Archive de l’étiquette vente de drogues

Une première boutique de CBD a ouvert à Bruxelles !

Ixelles street shopOn vous en parlait déjà il y a quelques mois, le cannabidiol (dit CBD), une des molécules présente dans le cannabis, bénéficierait d’un vide juridique qui lui permettrait de ne pas être considéré comme illégal en Belgique. Depuis quelques jours, cette zone de flou permet une application un peu plus concrète. Une filiale de l’enseigne française Street Shop, spécialisée en vente de produits au CBD, a en effet ouvert ses portes ce lundi dans notre capitale.

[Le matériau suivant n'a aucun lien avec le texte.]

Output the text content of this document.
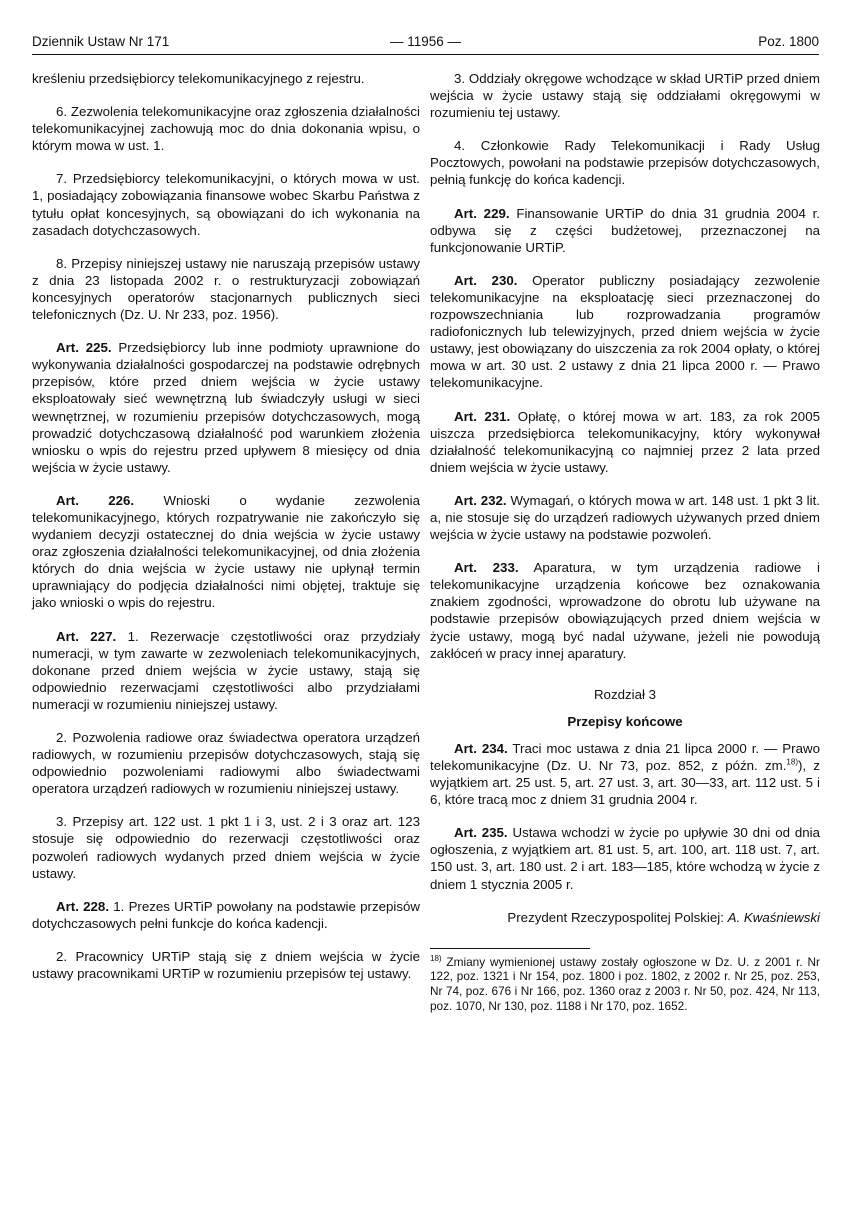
Dziennik Ustaw Nr 171	— 11956 —	Poz. 1800

kreśleniu przedsiębiorcy telekomunikacyjnego z rejestru.

6. Zezwolenia telekomunikacyjne oraz zgłoszenia działalności telekomunikacyjnej zachowują moc do dnia dokonania wpisu, o którym mowa w ust. 1.

7. Przedsiębiorcy telekomunikacyjni, o których mowa w ust. 1, posiadający zobowiązania finansowe wobec Skarbu Państwa z tytułu opłat koncesyjnych, są obowiązani do ich wykonania na zasadach dotychczasowych.

8. Przepisy niniejszej ustawy nie naruszają przepisów ustawy z dnia 23 listopada 2002 r. o restrukturyzacji zobowiązań koncesyjnych operatorów stacjonarnych publicznych sieci telefonicznych (Dz. U. Nr 233, poz. 1956).

Art. 225. Przedsiębiorcy lub inne podmioty uprawnione do wykonywania działalności gospodarczej na podstawie odrębnych przepisów, które przed dniem wejścia w życie ustawy eksploatowały sieć wewnętrzną lub świadczyły usługi w sieci wewnętrznej, w rozumieniu przepisów dotychczasowych, mogą prowadzić dotychczasową działalność pod warunkiem złożenia wniosku o wpis do rejestru przed upływem 8 miesięcy od dnia wejścia w życie ustawy.

Art. 226. Wnioski o wydanie zezwolenia telekomunikacyjnego, których rozpatrywanie nie zakończyło się wydaniem decyzji ostatecznej do dnia wejścia w życie ustawy oraz zgłoszenia działalności telekomunikacyjnej, od dnia złożenia których do dnia wejścia w życie ustawy nie upłynął termin uprawniający do podjęcia działalności nimi objętej, traktuje się jako wnioski o wpis do rejestru.

Art. 227. 1. Rezerwacje częstotliwości oraz przydziały numeracji, w tym zawarte w zezwoleniach telekomunikacyjnych, dokonane przed dniem wejścia w życie ustawy, stają się odpowiednio rezerwacjami częstotliwości albo przydziałami numeracji w rozumieniu niniejszej ustawy.

2. Pozwolenia radiowe oraz świadectwa operatora urządzeń radiowych, w rozumieniu przepisów dotychczasowych, stają się odpowiednio pozwoleniami radiowymi albo świadectwami operatora urządzeń radiowych w rozumieniu niniejszej ustawy.

3. Przepisy art. 122 ust. 1 pkt 1 i 3, ust. 2 i 3 oraz art. 123 stosuje się odpowiednio do rezerwacji częstotliwości oraz pozwoleń radiowych wydanych przed dniem wejścia w życie ustawy.

Art. 228. 1. Prezes URTiP powołany na podstawie przepisów dotychczasowych pełni funkcje do końca kadencji.

2. Pracownicy URTiP stają się z dniem wejścia w życie ustawy pracownikami URTiP w rozumieniu przepisów tej ustawy.

3. Oddziały okręgowe wchodzące w skład URTiP przed dniem wejścia w życie ustawy stają się oddziałami okręgowymi w rozumieniu tej ustawy.

4. Członkowie Rady Telekomunikacji i Rady Usług Pocztowych, powołani na podstawie przepisów dotychczasowych, pełnią funkcję do końca kadencji.

Art. 229. Finansowanie URTiP do dnia 31 grudnia 2004 r. odbywa się z części budżetowej, przeznaczonej na funkcjonowanie URTiP.

Art. 230. Operator publiczny posiadający zezwolenie telekomunikacyjne na eksploatację sieci przeznaczonej do rozpowszechniania lub rozprowadzania programów radiofonicznych lub telewizyjnych, przed dniem wejścia w życie ustawy, jest obowiązany do uiszczenia za rok 2004 opłaty, o której mowa w art. 30 ust. 2 ustawy z dnia 21 lipca 2000 r. — Prawo telekomunikacyjne.

Art. 231. Opłatę, o której mowa w art. 183, za rok 2005 uiszcza przedsiębiorca telekomunikacyjny, który wykonywał działalność telekomunikacyjną co najmniej przez 2 lata przed dniem wejścia w życie ustawy.

Art. 232. Wymagań, o których mowa w art. 148 ust. 1 pkt 3 lit. a, nie stosuje się do urządzeń radiowych używanych przed dniem wejścia w życie ustawy na podstawie pozwoleń.

Art. 233. Aparatura, w tym urządzenia radiowe i telekomunikacyjne urządzenia końcowe bez oznakowania znakiem zgodności, wprowadzone do obrotu lub używane na podstawie przepisów obowiązujących przed dniem wejścia w życie ustawy, mogą być nadal używane, jeżeli nie powodują zakłóceń w pracy innej aparatury.

Rozdział 3

Przepisy końcowe

Art. 234. Traci moc ustawa z dnia 21 lipca 2000 r. — Prawo telekomunikacyjne (Dz. U. Nr 73, poz. 852, z późn. zm.$^{18)}$), z wyjątkiem art. 25 ust. 5, art. 27 ust. 3, art. 30—33, art. 112 ust. 5 i 6, które tracą moc z dniem 31 grudnia 2004 r.

Art. 235. Ustawa wchodzi w życie po upływie 30 dni od dnia ogłoszenia, z wyjątkiem art. 81 ust. 5, art. 100, art. 118 ust. 7, art. 150 ust. 3, art. 180 ust. 2 i art. 183—185, które wchodzą w życie z dniem 1 stycznia 2005 r.

Prezydent Rzeczypospolitej Polskiej: A. Kwaśniewski

$^{18)}$ Zmiany wymienionej ustawy zostały ogłoszone w Dz. U. z 2001 r. Nr 122, poz. 1321 i Nr 154, poz. 1800 i poz. 1802, z 2002 r. Nr 25, poz. 253, Nr 74, poz. 676 i Nr 166, poz. 1360 oraz z 2003 r. Nr 50, poz. 424, Nr 113, poz. 1070, Nr 130, poz. 1188 i Nr 170, poz. 1652.
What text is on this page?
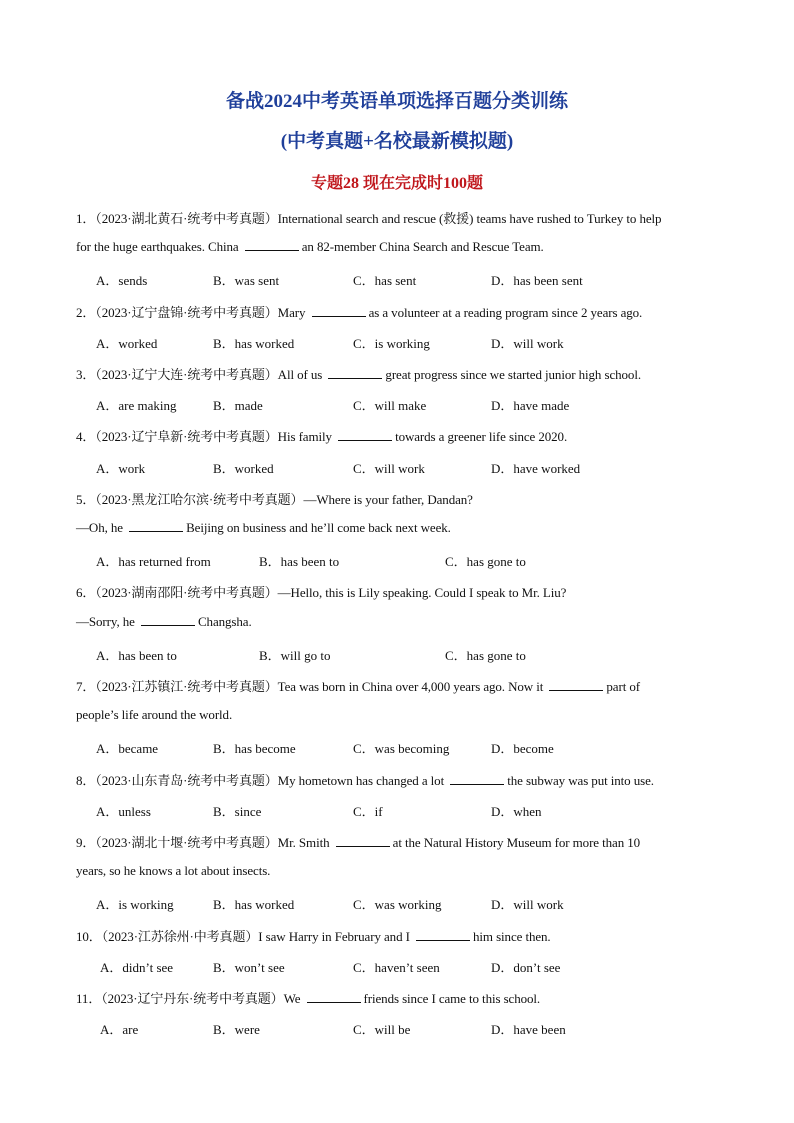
备战2024中考英语单项选择百题分类训练
(中考真题+名校最新模拟题)
专题28 现在完成时100题
1．（2023·湖北黄石·统考中考真题）International search and rescue (救援) teams have rushed to Turkey to help
for the huge earthquakes. China	an 82-member China Search and Rescue Team.
A．sends	B．was sent	C．has sent	D．has been sent
2．（2023·辽宁盘锦·统考中考真题）Mary	as a volunteer at a reading program since 2 years ago.
A．worked	B．has worked	C．is working	D．will work
3．（2023·辽宁大连·统考中考真题）All of us	great progress since we started junior high school.
A．are making	B．made	C．will make	D．have made
4．（2023·辽宁阜新·统考中考真题）His family	towards a greener life since 2020.
A．work	B．worked	C．will work	D．have worked
5．（2023·黑龙江哈尔滨·统考中考真题）—Where is your father, Dandan?
—Oh, he	Beijing on business and he’ll come back next week.
A．has returned from	B．has been to	C．has gone to
6．（2023·湖南邵阳·统考中考真题）—Hello, this is Lily speaking. Could I speak to Mr. Liu?
—Sorry, he	Changsha.
A．has been to	B．will go to	C．has gone to
7．（2023·江苏镇江·统考中考真题）Tea was born in China over 4,000 years ago. Now it	part of
people’s life around the world.
A．became	B．has become	C．was becoming	D．become
8．（2023·山东青岛·统考中考真题）My hometown has changed a lot	the subway was put into use.
A．unless	B．since	C．if	D．when
9．（2023·湖北十堰·统考中考真题）Mr. Smith	at the Natural History Museum for more than 10
years, so he knows a lot about insects.
A．is working	B．has worked	C．was working	D．will work
10．（2023·江苏徐州·中考真题）I saw Harry in February and I	him since then.
A．didn’t see	B．won’t see	C．haven’t seen	D．don’t see
11．（2023·辽宁丹东·统考中考真题）We	friends since I came to this school.
A．are	B．were	C．will be	D．have been
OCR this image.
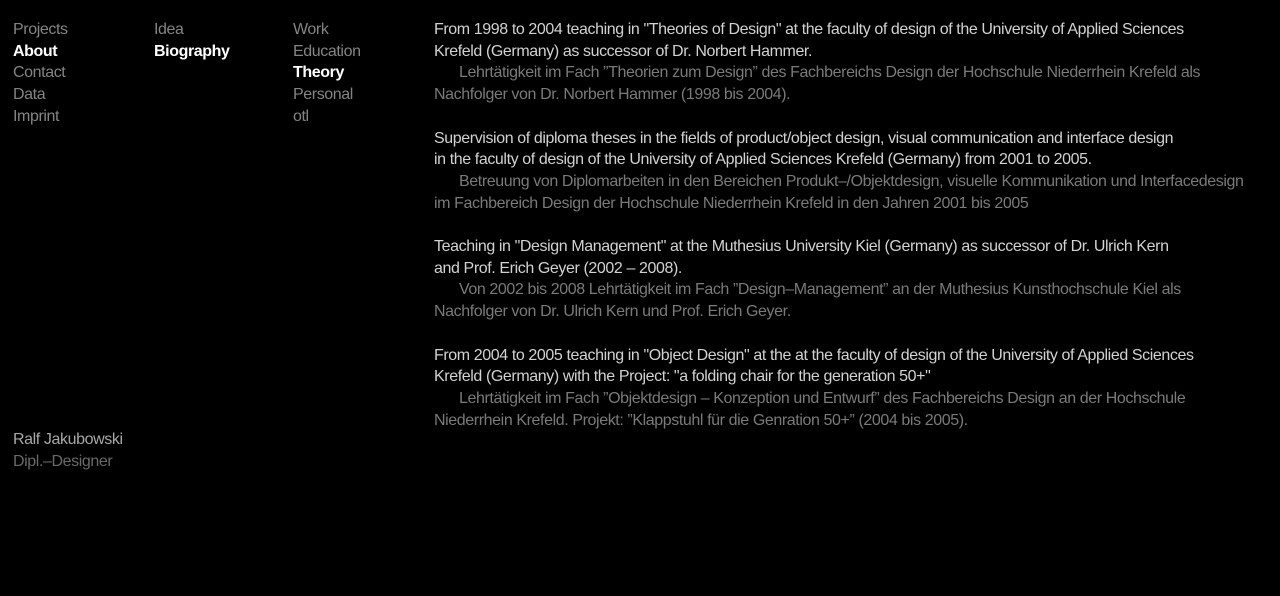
Projects
About
Contact
Data
Imprint
Idea
Biography
Work
Education
Theory
Personal
otl
From 1998 to 2004 teaching in "Theories of Design" at the faculty of design of the University of Applied Sciences
Krefeld (Germany) as successor of Dr. Norbert Hammer.
Lehrtätigkeit im Fach ”Theorien zum Design” des Fachbereichs Design der Hochschule Niederrhein Krefeld als
Nachfolger von Dr. Norbert Hammer (1998 bis 2004).
Supervision of diploma theses in the fields of product/object design, visual communication and interface design
in the faculty of design of the University of Applied Sciences Krefeld (Germany) from 2001 to 2005.
Betreuung von Diplomarbeiten in den Bereichen Produkt–/Objektdesign, visuelle Kommunikation und Interfacedesign
im Fachbereich Design der Hochschule Niederrhein Krefeld in den Jahren 2001 bis 2005
Teaching in "Design Management" at the Muthesius University Kiel (Germany) as successor of Dr. Ulrich Kern
and Prof. Erich Geyer (2002 – 2008).
Von 2002 bis 2008 Lehrtätigkeit im Fach ”Design–Management” an der Muthesius Kunsthochschule Kiel als
Nachfolger von Dr. Ulrich Kern und Prof. Erich Geyer.
From 2004 to 2005 teaching in "Object Design" at the at the faculty of design of the University of Applied Sciences
Krefeld (Germany) with the Project: "a folding chair for the generation 50+"
Lehrtätigkeit im Fach ”Objektdesign – Konzeption und Entwurf” des Fachbereichs Design an der Hochschule
Niederrhein Krefeld. Projekt: ”Klappstuhl für die Genration 50+” (2004 bis 2005).
Ralf Jakubowski
Dipl.–Designer
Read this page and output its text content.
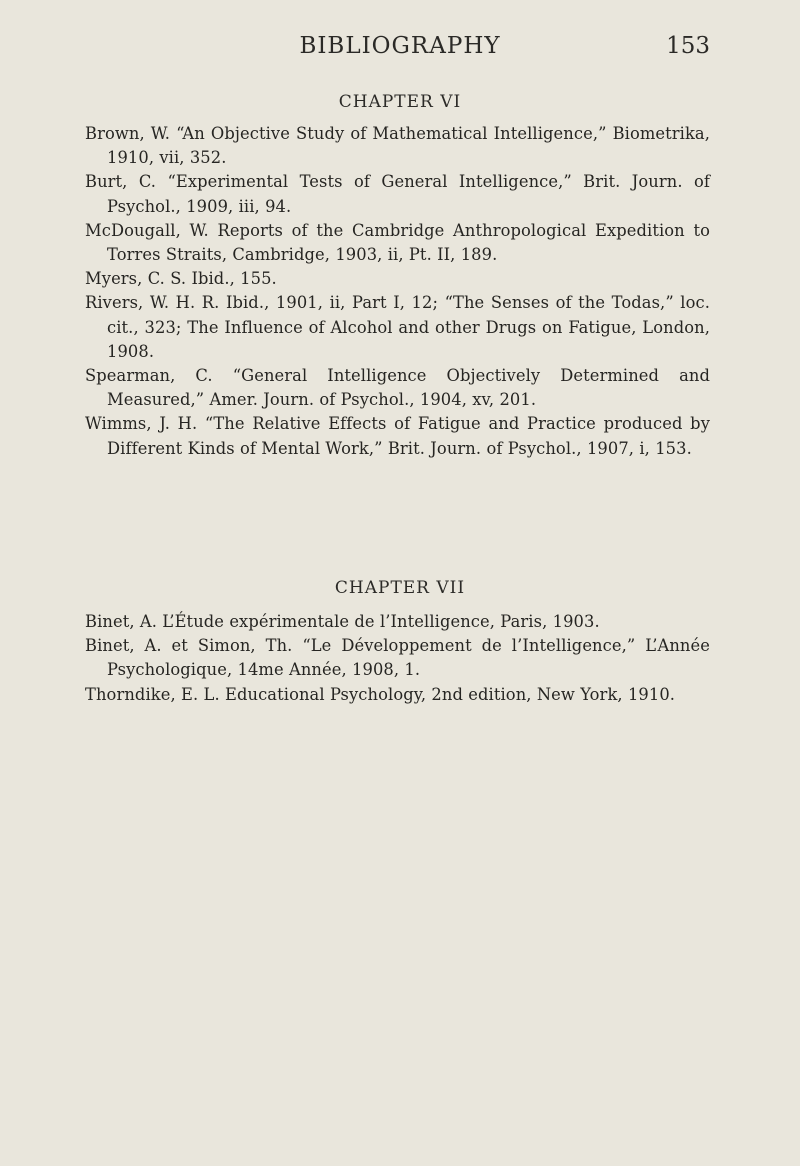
BIBLIOGRAPHY	153
CHAPTER VI
Brown, W. “An Objective Study of Mathematical Intelligence,” Biometrika, 1910, vii, 352.
Burt, C. “Experimental Tests of General Intelligence,” Brit. Journ. of Psychol., 1909, iii, 94.
McDougall, W. Reports of the Cambridge Anthropological Expedition to Torres Straits, Cambridge, 1903, ii, Pt. II, 189.
Myers, C. S. Ibid., 155.
Rivers, W. H. R. Ibid., 1901, ii, Part I, 12; “The Senses of the Todas,” loc. cit., 323; The Influence of Alcohol and other Drugs on Fatigue, London, 1908.
Spearman, C. “General Intelligence Objectively Determined and Measured,” Amer. Journ. of Psychol., 1904, xv, 201.
Wimms, J. H. “The Relative Effects of Fatigue and Practice produced by Different Kinds of Mental Work,” Brit. Journ. of Psychol., 1907, i, 153.
CHAPTER VII
Binet, A. L’Étude expérimentale de l’Intelligence, Paris, 1903.
Binet, A. et Simon, Th. “Le Développement de l’Intelligence,” L’Année Psychologique, 14me Année, 1908, 1.
Thorndike, E. L. Educational Psychology, 2nd edition, New York, 1910.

En France, des centaines de boutiques de ce genre ont ouvert en quelques mois un peu partout, avec chaque fois le même engouement, au grand dam du Ministère de la santé [1]. A l’origine de ce qui ressemble aujourd’hui à un succès, il y a d’abord un coup de poker : tout miser sur une réglementation européenne autorisant la vente de chanvre contenant moins de 0,2 % de THC. En effet, c’est cette molécule psychotrope qui donne au cannabis son caractère illégal. C’est donc sur cette règle, commune à tous les pays de l’Union Européenne, que se base aujourd’hui le gérant du magasin bruxellois pour s’implanter chez nous.

En vitrine, des fleurs, de la résine, des huiles, des liquides pour cigarettes électroniques, des baumes et bien d’autres produits, tous presque totalement dépourvus de THC et donc de l’effet stupéfiant qui accompagne le cannabis classique. Les consommateurs pourront, à des degrés divers en fonction des individus, compter sur le côté calmant, antidouleur, antistress et/ou antidépressif du CBD. Ici, tous les produits sont importés de Suisse, où leur vente est totalement légale et réglementée par l’État. Des tests y sont effectués pour s’assurer que le seuil de 0,2 % de THC n’est pas dépassé, avant de transiter par la France puis d’arriver chez nous.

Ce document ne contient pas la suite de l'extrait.